Gilliam, von Trier & More Coming To Cannes

With the Netflix vs. Cannes debate the focus of attention last week, this week has seen the film festival get back to talking about the films it is including and adding a few notable inclusions to what seemed a rather underwhelming initial line-up.

Late additions to this year’s line-up include “Enter the Void” and “Irreversible” director Gaspar Noe’s new film “Climax” which no-one seems to know anything about, “Embrace of the Serpent” director Ciro Guerra’s “Birds Of Passage,” the Nic Cage-led hyper-violent “Mandy,” and Debra Granik’s Sundance hit “Leave No Trace” which will all be a part of the Director’s Fortnight slate.

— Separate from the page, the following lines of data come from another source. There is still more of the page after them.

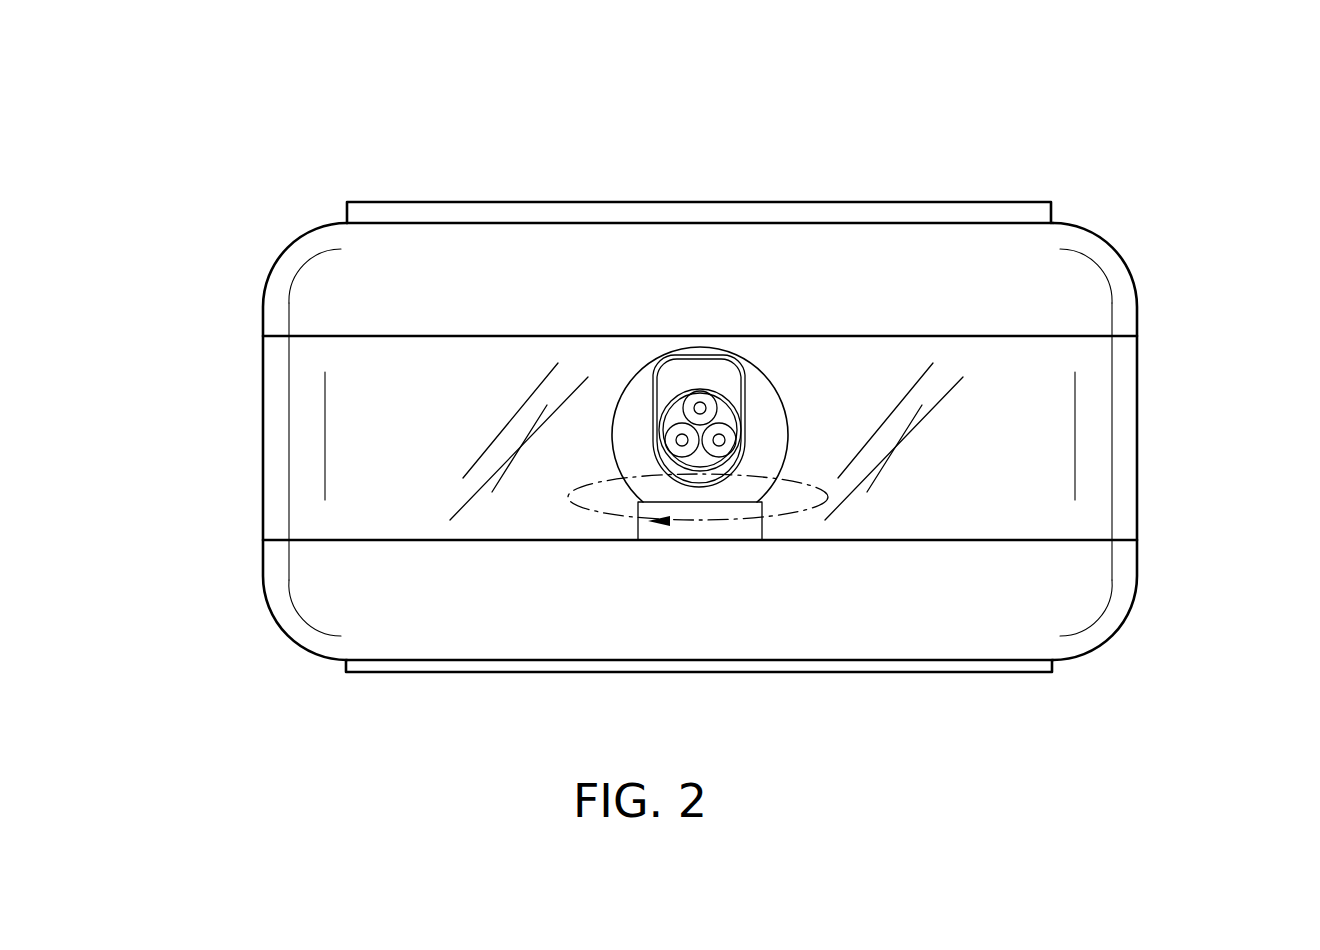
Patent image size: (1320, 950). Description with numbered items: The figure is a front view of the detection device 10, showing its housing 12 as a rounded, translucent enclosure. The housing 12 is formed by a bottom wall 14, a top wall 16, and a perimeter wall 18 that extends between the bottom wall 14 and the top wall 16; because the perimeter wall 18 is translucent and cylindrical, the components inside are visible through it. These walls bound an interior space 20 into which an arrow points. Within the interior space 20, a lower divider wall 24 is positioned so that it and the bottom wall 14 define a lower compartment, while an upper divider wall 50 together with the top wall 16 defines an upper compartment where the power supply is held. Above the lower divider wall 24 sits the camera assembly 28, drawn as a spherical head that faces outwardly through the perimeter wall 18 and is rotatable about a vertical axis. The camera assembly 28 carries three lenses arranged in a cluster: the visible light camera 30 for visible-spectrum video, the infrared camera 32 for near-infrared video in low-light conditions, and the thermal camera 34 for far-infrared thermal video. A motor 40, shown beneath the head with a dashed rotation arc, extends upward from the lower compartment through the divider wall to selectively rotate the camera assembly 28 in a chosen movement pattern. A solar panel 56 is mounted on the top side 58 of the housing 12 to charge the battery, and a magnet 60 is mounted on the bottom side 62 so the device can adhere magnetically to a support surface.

The detection device 10 is at (948, 106).
The housing 12 is at (1158, 452).
The bottom wall 14 is at (1093, 620).
The top wall 16 is at (1090, 262).
The perimeter wall 18 is at (312, 440).
The interior space 20 is at (352, 399).
The lower divider wall 24 is at (393, 540).
The camera assembly 28 is at (816, 433).
The visible light camera 30 is at (700, 402).
The infrared camera 32 is at (719, 440).
The thermal camera 34 is at (682, 440).
The motor 40 is at (642, 508).
The upper divider wall 50 is at (481, 336).
The solar panel 56 is at (487, 208).
The top side 58 is at (510, 224).
The magnet 60 is at (403, 672).
The bottom side 62 is at (583, 660).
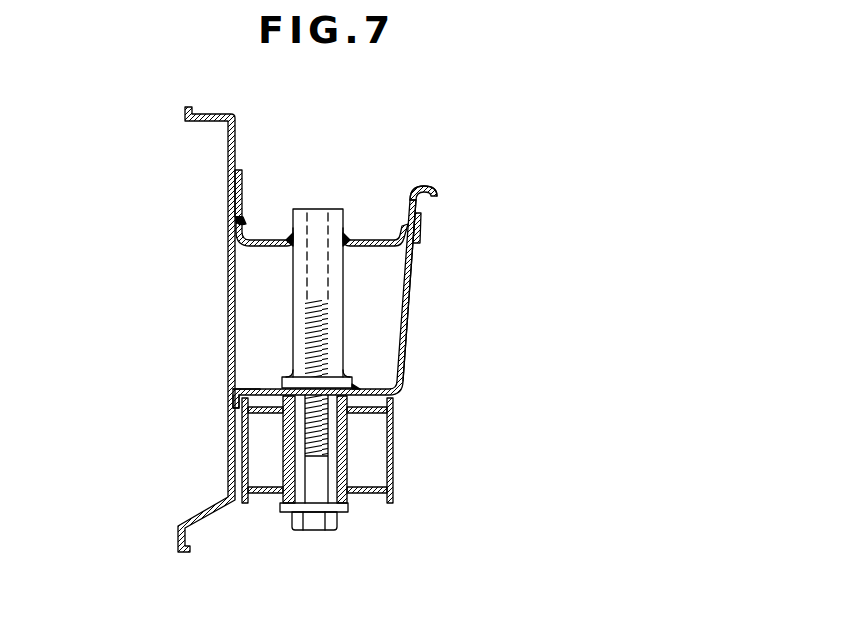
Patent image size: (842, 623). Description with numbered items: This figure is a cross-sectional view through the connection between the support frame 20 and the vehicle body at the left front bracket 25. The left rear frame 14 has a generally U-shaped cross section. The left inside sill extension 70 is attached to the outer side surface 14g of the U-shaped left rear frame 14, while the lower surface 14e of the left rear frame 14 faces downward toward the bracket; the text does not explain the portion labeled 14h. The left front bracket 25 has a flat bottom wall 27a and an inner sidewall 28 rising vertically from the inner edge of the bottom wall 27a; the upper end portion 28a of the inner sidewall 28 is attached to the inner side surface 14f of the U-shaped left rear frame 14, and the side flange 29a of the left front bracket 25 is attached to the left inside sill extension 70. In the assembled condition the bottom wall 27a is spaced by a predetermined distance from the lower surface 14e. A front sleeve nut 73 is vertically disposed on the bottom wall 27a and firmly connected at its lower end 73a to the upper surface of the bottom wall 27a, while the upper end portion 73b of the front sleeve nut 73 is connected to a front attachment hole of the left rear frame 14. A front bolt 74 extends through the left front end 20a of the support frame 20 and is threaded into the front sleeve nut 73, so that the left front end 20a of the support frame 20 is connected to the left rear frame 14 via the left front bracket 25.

The left rear frame 14 is at (425, 188).
The lower surface of the left rear frame 14e is at (263, 249).
The inner side surface of the left rear frame 14f is at (418, 227).
The outer side surface of the left rear frame 14g is at (236, 187).
The cylindrical portion 14h is at (334, 233).
The support frame 20 is at (398, 449).
The left front end of the support frame 20a is at (397, 465).
The left front bracket 25 is at (412, 317).
The bottom wall 27a is at (244, 440).
The inner sidewall 28 is at (404, 345).
The upper end portion of the inner sidewall 28a is at (420, 217).
The side flange 29a is at (246, 383).
The left inside sill extension 70 is at (228, 296).
The front sleeve nut 73 is at (296, 312).
The lower end of the front sleeve nut 73a is at (345, 361).
The upper end portion of the front sleeve nut 73b is at (237, 215).
The front bolt 74 is at (315, 496).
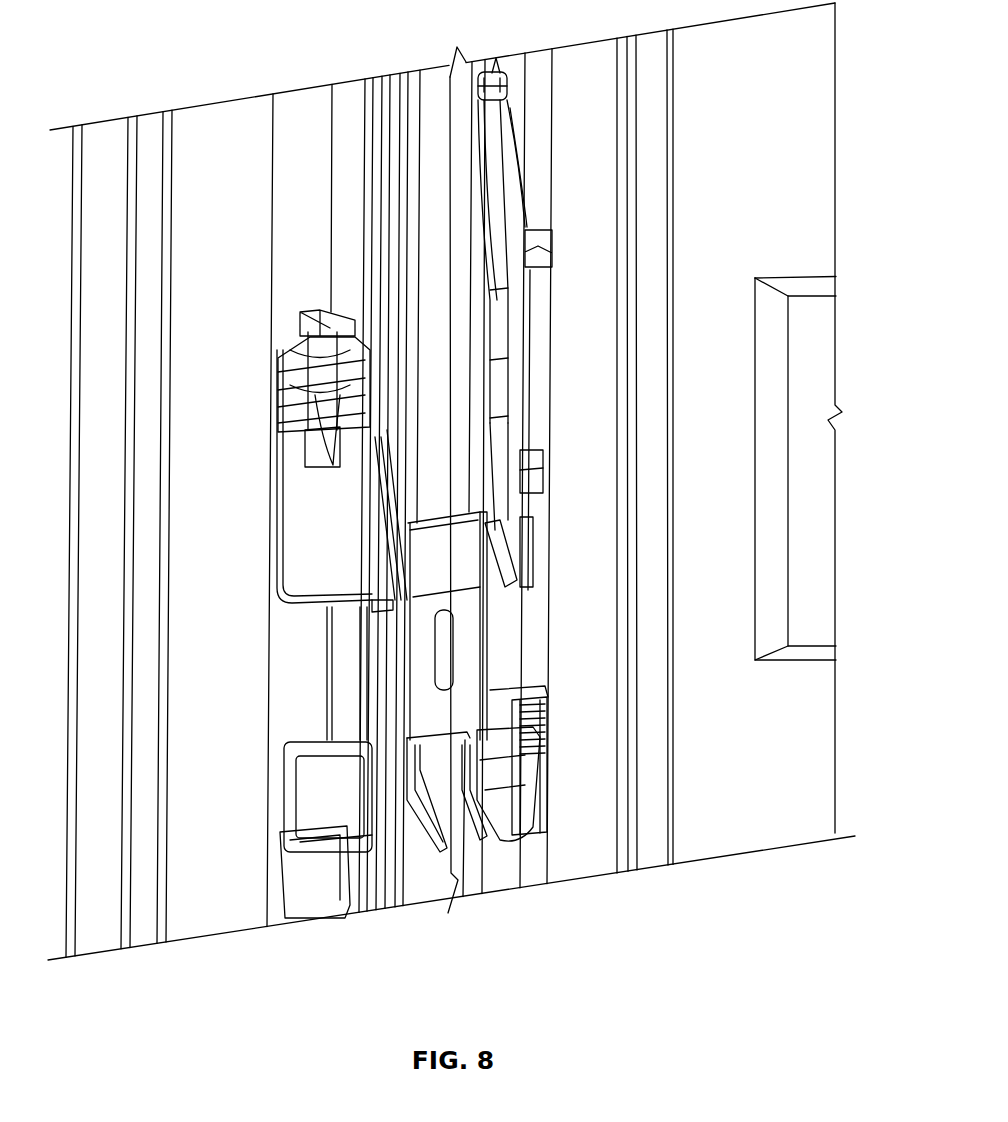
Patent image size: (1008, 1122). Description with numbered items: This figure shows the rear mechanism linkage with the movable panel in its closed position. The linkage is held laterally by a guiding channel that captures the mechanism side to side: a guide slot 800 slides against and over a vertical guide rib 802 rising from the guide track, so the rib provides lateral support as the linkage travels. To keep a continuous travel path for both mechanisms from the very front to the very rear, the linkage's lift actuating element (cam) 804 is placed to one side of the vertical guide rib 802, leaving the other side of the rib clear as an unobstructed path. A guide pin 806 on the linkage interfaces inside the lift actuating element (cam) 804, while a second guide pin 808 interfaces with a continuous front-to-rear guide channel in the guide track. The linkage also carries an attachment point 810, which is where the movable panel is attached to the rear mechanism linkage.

The guide slot 800 is at (450, 750).
The vertical guide rib 802 is at (455, 857).
The lift actuating element (cam) 804 is at (358, 527).
The guide pin 806 is at (393, 606).
The guide pin 808 is at (545, 727).
The attachment point 810 is at (508, 143).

Three more films joined the official competition line-up including former Palme d’Or winner Nuri Bilge Ceylan with “The Wild Pear Tree,” Yann Gonzalez debuting “Knife + Heart”, and Sergey Dvortsevoy’s “Akya”.

A few key out-of-competition additions are getting attention. There’s Zhang Yimou’s Three Kingdoms Era-set martial arts epic “Shadow” which also boasts a beautiful new poster you can see here. There’s also Ramin Bahrani’s HBO film adaptation of “Fahrenheit 451” with Michael B. Jordan and Michael Shannon, and “Touching the Void” director Kevin Macdonald’s Whitney Houston doco “Whitney”.

However it’s two other out-of-competition last-minute inclusions that are drawing all the attention. Terry Gilliam’s long-awaited “The Man Who Killed Don Quixote” will serve as the event’s closing film, and Lars von Trier, who was officially banned from the competition, and will return to Cannes with his Matt Dillon and Uma Thurman-led serial killer film “The House That Jack Built” which also debuted a teaser trailer you can see below.

The films will be judged by not only Jury President Cate Blanchett but several other familiar faces including actors Kristen Stewart, Lea Seydoux and Chang Chen along with directors Denis Villeneuve, Ava DuVernay, Andrei Zvyagintsev and Robert Guediguian and Burundian musical artist Khadja Nin. This year’s festival runs May 8th-19th.